Erm don't equate an actual disability with gender bollocks. It's just rude.
And no, at some point these behaviours do need to be pointed out as autistic tendencies because it effects people's lives. A nt person does these behaviours but will apply appropriately and fit in more or less. A Nd person can miss social cues and end up being discriminated against because they can't control them. Before I was diagnosed I was bullied out of a job because of this, because neurotypical people decided where the line was (I couldn't control the volume of my voice and spoke directly, not rudely to people) now I am diagnosed I obviously recognise it as discrimination and would have a level of protection. Repeating this 'we are all on the spectrum ' bollocks doesn't help anyone and seeing as op was hearing up to discriminate against the 'offender' here it's worth mentioning.

I mean yeah, you should all cut everyone some slack but you'll find that most people don't like people to vary even slightly in behaviour, which is why people with disabilities get discriminated against regularly.

It’s not about claiming that everyone is on ‘the spectrum’, it’s that nt people also miss social cues, feel lost in social situations and observe/copy others for guidance on how to behave, and this particular example of picking up a joke or phrase and recycling it / passing it off as ones own falls well within both nt (and as you say, nd) behaviour – ie it’s just human and not really particular to one group.

FrugalKisses · 19/07/2023 10:20

iholdgrudges · 19/07/2023 10:12

This exactly.

Yep!

FrugalKisses · 19/07/2023 10:21

NoWayRose · 19/07/2023 10:11

I’m not sure it’s nefarious, but I am just fascinated to know how the lady came to the point of saying the phrase. Maybe new grad did copy the phrase in a teams chat without thinking and is now dying of cringe?

Also half wondering if this is all a clever stealth marketing technique as I did just Google ‘sea salt floppy choppy spray’.

😄😂

BobaFeta · 19/07/2023 10:24

FrugalKisses · 19/07/2023 10:19

It’s not about claiming that everyone is on ‘the spectrum’, it’s that nt people also miss social cues, feel lost in social situations and observe/copy others for guidance on how to behave, and this particular example of picking up a joke or phrase and recycling it / passing it off as ones own falls well within both nt (and as you say, nd) behaviour – ie it’s just human and not really particular to one group.

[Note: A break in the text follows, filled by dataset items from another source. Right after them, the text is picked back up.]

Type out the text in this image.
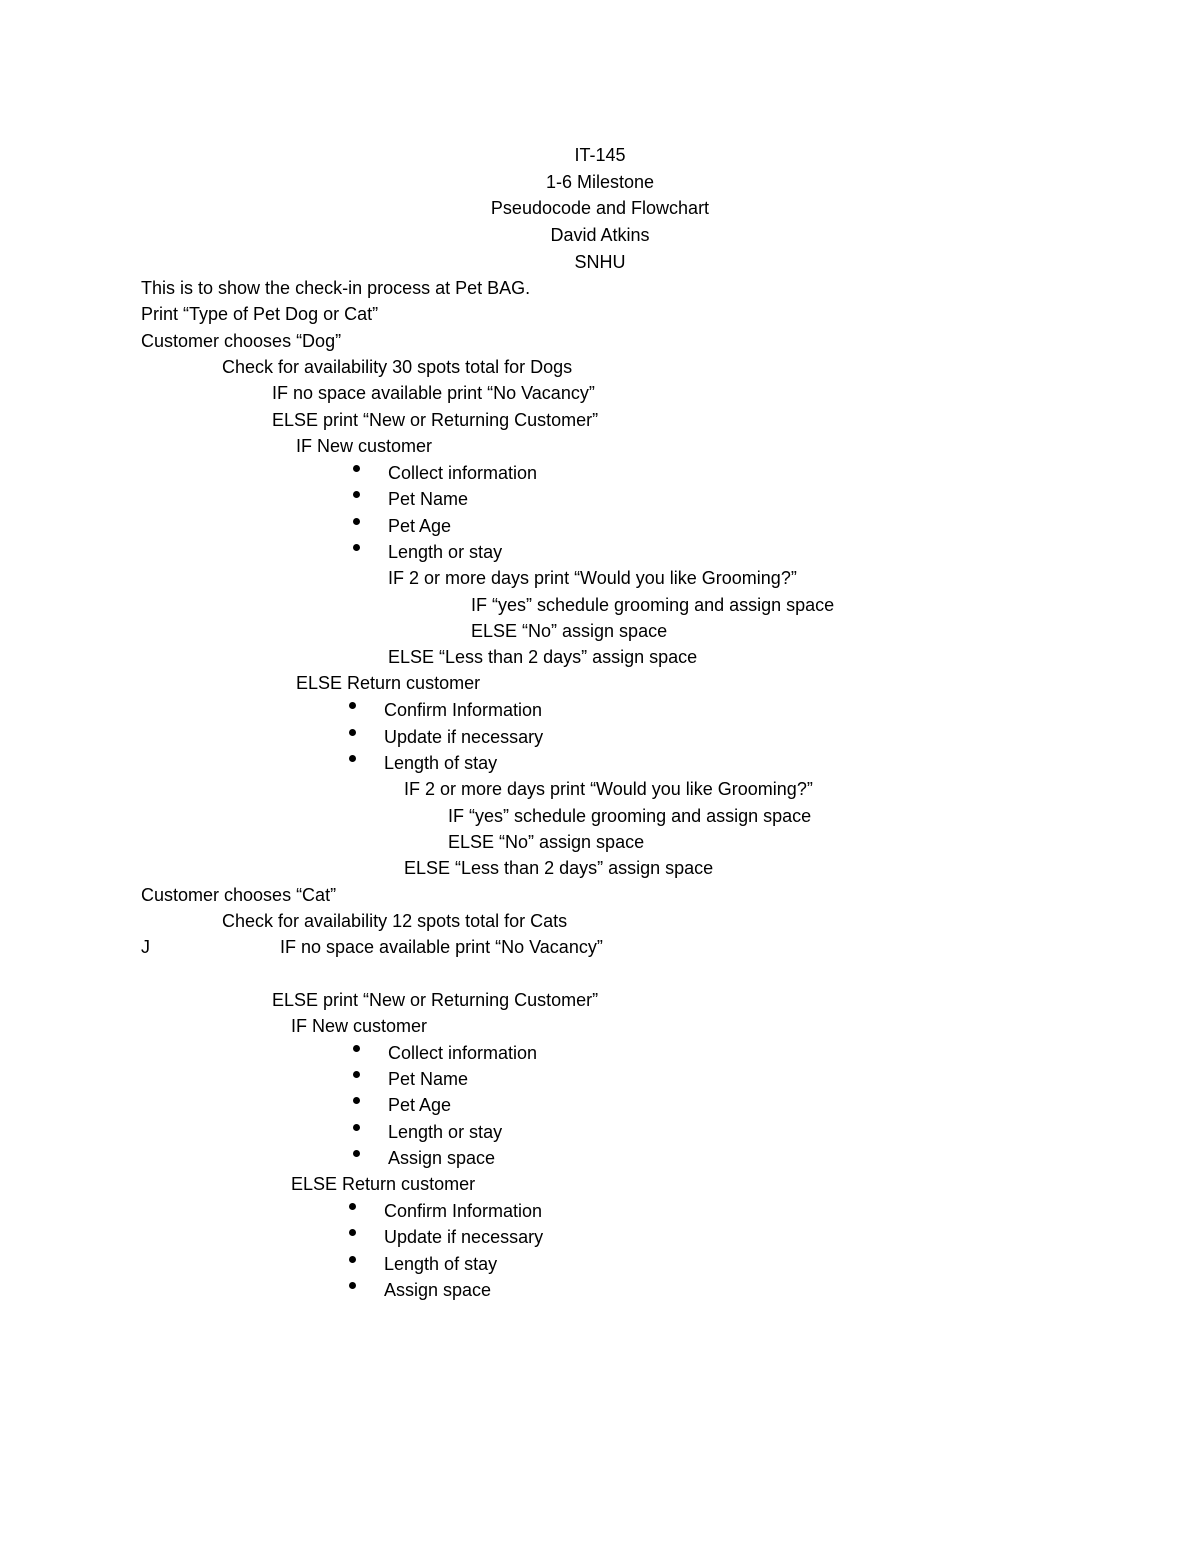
IT-145
1-6 Milestone
Pseudocode and Flowchart
David Atkins
SNHU
This is to show the check-in process at Pet BAG.
Print “Type of Pet Dog or Cat”
Customer chooses “Dog”
Check for availability 30 spots total for Dogs
IF no space available print “No Vacancy”
ELSE print “New or Returning Customer”
IF New customer
Collect information
Pet Name
Pet Age
Length or stay
IF 2 or more days print “Would you like Grooming?”
IF “yes” schedule grooming and assign space
ELSE “No” assign space
ELSE “Less than 2 days” assign space
ELSE Return customer
Confirm Information
Update if necessary
Length of stay
IF 2 or more days print “Would you like Grooming?”
IF “yes” schedule grooming and assign space
ELSE “No” assign space
ELSE “Less than 2 days” assign space
Customer chooses “Cat”
Check for availability 12 spots total for Cats
J	IF no space available print “No Vacancy”
ELSE print “New or Returning Customer”
IF New customer
Collect information
Pet Name
Pet Age
Length or stay
Assign space
ELSE Return customer
Confirm Information
Update if necessary
Length of stay
Assign space
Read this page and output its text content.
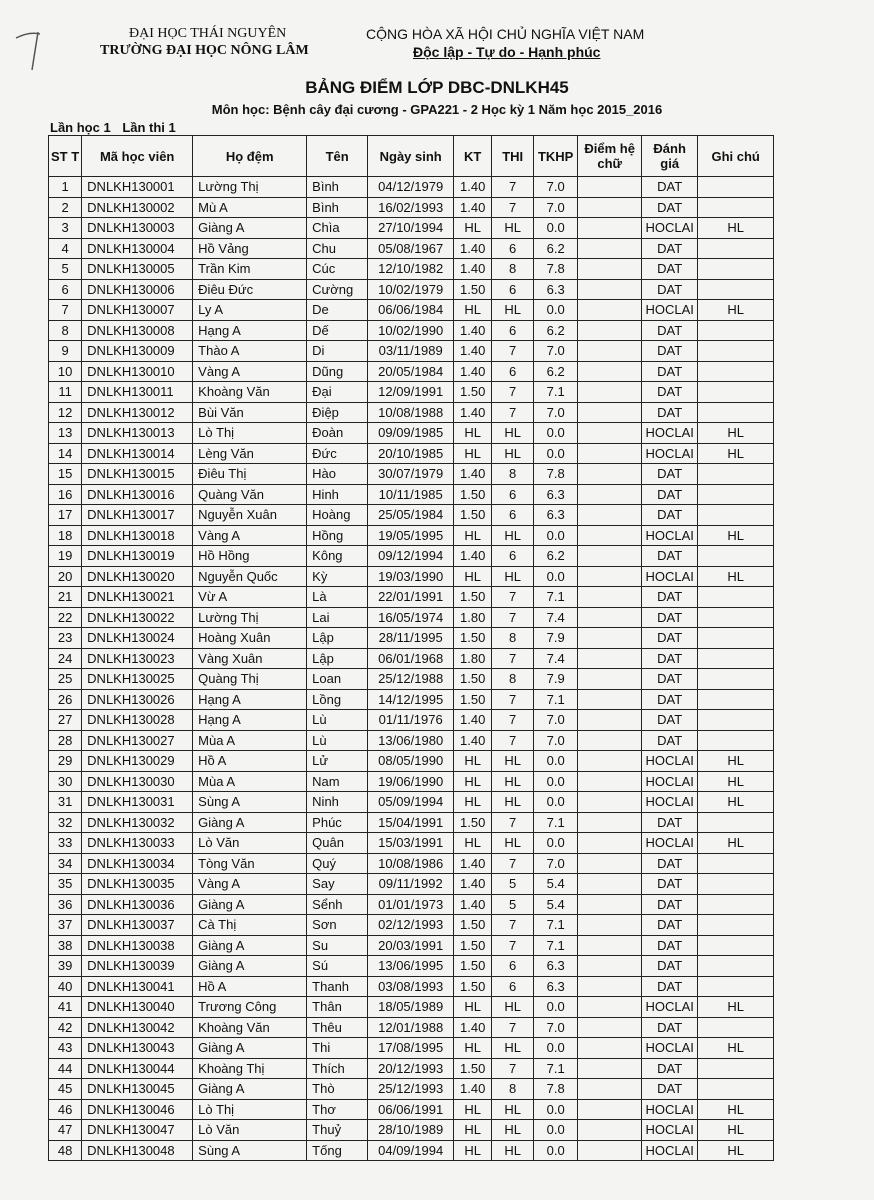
ĐẠI HỌC THÁI NGUYÊN
TRƯỜNG ĐẠI HỌC NÔNG LÂM
CỘNG HÒA XÃ HỘI CHỦ NGHĨA VIỆT NAM
Độc lập - Tự do - Hạnh phúc
BẢNG ĐIỂM LỚP DBC-DNLKH45
Môn học: Bệnh cây đại cương - GPA221 - 2 Học kỳ 1 Năm học 2015_2016
Lần học 1 Lần thi 1
ST T	Mã học viên	Họ đệm	Tên	Ngày sinh	KT	THI	TKHP	Điểm hệ chữ	Đánh giá	Ghi chú
1	DNLKH130001	Lường Thị	Bình	04/12/1979	1.40	7	7.0		DAT	
2	DNLKH130002	Mù A	Bình	16/02/1993	1.40	7	7.0		DAT	
3	DNLKH130003	Giàng A	Chìa	27/10/1994	HL	HL	0.0		HOCLAI	HL
4	DNLKH130004	Hồ Vảng	Chu	05/08/1967	1.40	6	6.2		DAT	
5	DNLKH130005	Trần Kim	Cúc	12/10/1982	1.40	8	7.8		DAT	
6	DNLKH130006	Điêu Đức	Cường	10/02/1979	1.50	6	6.3		DAT	
7	DNLKH130007	Ly A	De	06/06/1984	HL	HL	0.0		HOCLAI	HL
8	DNLKH130008	Hạng A	Dế	10/02/1990	1.40	6	6.2		DAT	
9	DNLKH130009	Thào A	Di	03/11/1989	1.40	7	7.0		DAT	
10	DNLKH130010	Vàng A	Dũng	20/05/1984	1.40	6	6.2		DAT	
11	DNLKH130011	Khoàng Văn	Đại	12/09/1991	1.50	7	7.1		DAT	
12	DNLKH130012	Bùi Văn	Điệp	10/08/1988	1.40	7	7.0		DAT	
13	DNLKH130013	Lò Thị	Đoàn	09/09/1985	HL	HL	0.0		HOCLAI	HL
14	DNLKH130014	Lèng Văn	Đức	20/10/1985	HL	HL	0.0		HOCLAI	HL
15	DNLKH130015	Điêu Thị	Hào	30/07/1979	1.40	8	7.8		DAT	
16	DNLKH130016	Quàng Văn	Hinh	10/11/1985	1.50	6	6.3		DAT	
17	DNLKH130017	Nguyễn Xuân	Hoàng	25/05/1984	1.50	6	6.3		DAT	
18	DNLKH130018	Vàng A	Hồng	19/05/1995	HL	HL	0.0		HOCLAI	HL
19	DNLKH130019	Hồ Hồng	Kông	09/12/1994	1.40	6	6.2		DAT	
20	DNLKH130020	Nguyễn Quốc	Kỳ	19/03/1990	HL	HL	0.0		HOCLAI	HL
21	DNLKH130021	Vừ A	Là	22/01/1991	1.50	7	7.1		DAT	
22	DNLKH130022	Lường Thị	Lai	16/05/1974	1.80	7	7.4		DAT	
23	DNLKH130024	Hoàng Xuân	Lập	28/11/1995	1.50	8	7.9		DAT	
24	DNLKH130023	Vàng Xuân	Lập	06/01/1968	1.80	7	7.4		DAT	
25	DNLKH130025	Quàng Thị	Loan	25/12/1988	1.50	8	7.9		DAT	
26	DNLKH130026	Hạng A	Lồng	14/12/1995	1.50	7	7.1		DAT	
27	DNLKH130028	Hạng A	Lù	01/11/1976	1.40	7	7.0		DAT	
28	DNLKH130027	Mùa A	Lù	13/06/1980	1.40	7	7.0		DAT	
29	DNLKH130029	Hồ A	Lử	08/05/1990	HL	HL	0.0		HOCLAI	HL
30	DNLKH130030	Mùa A	Nam	19/06/1990	HL	HL	0.0		HOCLAI	HL
31	DNLKH130031	Sùng A	Ninh	05/09/1994	HL	HL	0.0		HOCLAI	HL
32	DNLKH130032	Giàng A	Phúc	15/04/1991	1.50	7	7.1		DAT	
33	DNLKH130033	Lò Văn	Quân	15/03/1991	HL	HL	0.0		HOCLAI	HL
34	DNLKH130034	Tòng Văn	Quý	10/08/1986	1.40	7	7.0		DAT	
35	DNLKH130035	Vàng A	Say	09/11/1992	1.40	5	5.4		DAT	
36	DNLKH130036	Giàng A	Sểnh	01/01/1973	1.40	5	5.4		DAT	
37	DNLKH130037	Cà Thị	Sơn	02/12/1993	1.50	7	7.1		DAT	
38	DNLKH130038	Giàng A	Su	20/03/1991	1.50	7	7.1		DAT	
39	DNLKH130039	Giàng A	Sú	13/06/1995	1.50	6	6.3		DAT	
40	DNLKH130041	Hồ A	Thanh	03/08/1993	1.50	6	6.3		DAT	
41	DNLKH130040	Trương Công	Thân	18/05/1989	HL	HL	0.0		HOCLAI	HL
42	DNLKH130042	Khoàng Văn	Thêu	12/01/1988	1.40	7	7.0		DAT	
43	DNLKH130043	Giàng A	Thi	17/08/1995	HL	HL	0.0		HOCLAI	HL
44	DNLKH130044	Khoàng Thị	Thích	20/12/1993	1.50	7	7.1		DAT	
45	DNLKH130045	Giàng A	Thò	25/12/1993	1.40	8	7.8		DAT	
46	DNLKH130046	Lò Thị	Thơ	06/06/1991	HL	HL	0.0		HOCLAI	HL
47	DNLKH130047	Lò Văn	Thuỷ	28/10/1989	HL	HL	0.0		HOCLAI	HL
48	DNLKH130048	Sùng A	Tống	04/09/1994	HL	HL	0.0		HOCLAI	HL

And again, what part of that means we can't mention scripting for autism exists?
And again, at no point did I say it's exclusive to neurodiversity. I mean, you and random are.doing a pretty good job of demonstrating neurotypicals (if you are) miss social cues and can be pretty rude. The point is op needs to be aware it can be a feature of autism as she has clearly clocked it as malicious. And yes, it would help if she was aware that NTS can vary and make social mistakes too but she doesn't seem to be applying any logic to the situation anyway.

threetangerine · 19/07/2023 10:25

How did the graduate react when she said it to her, I think that will tell you if she was dropped in it for bitching about you.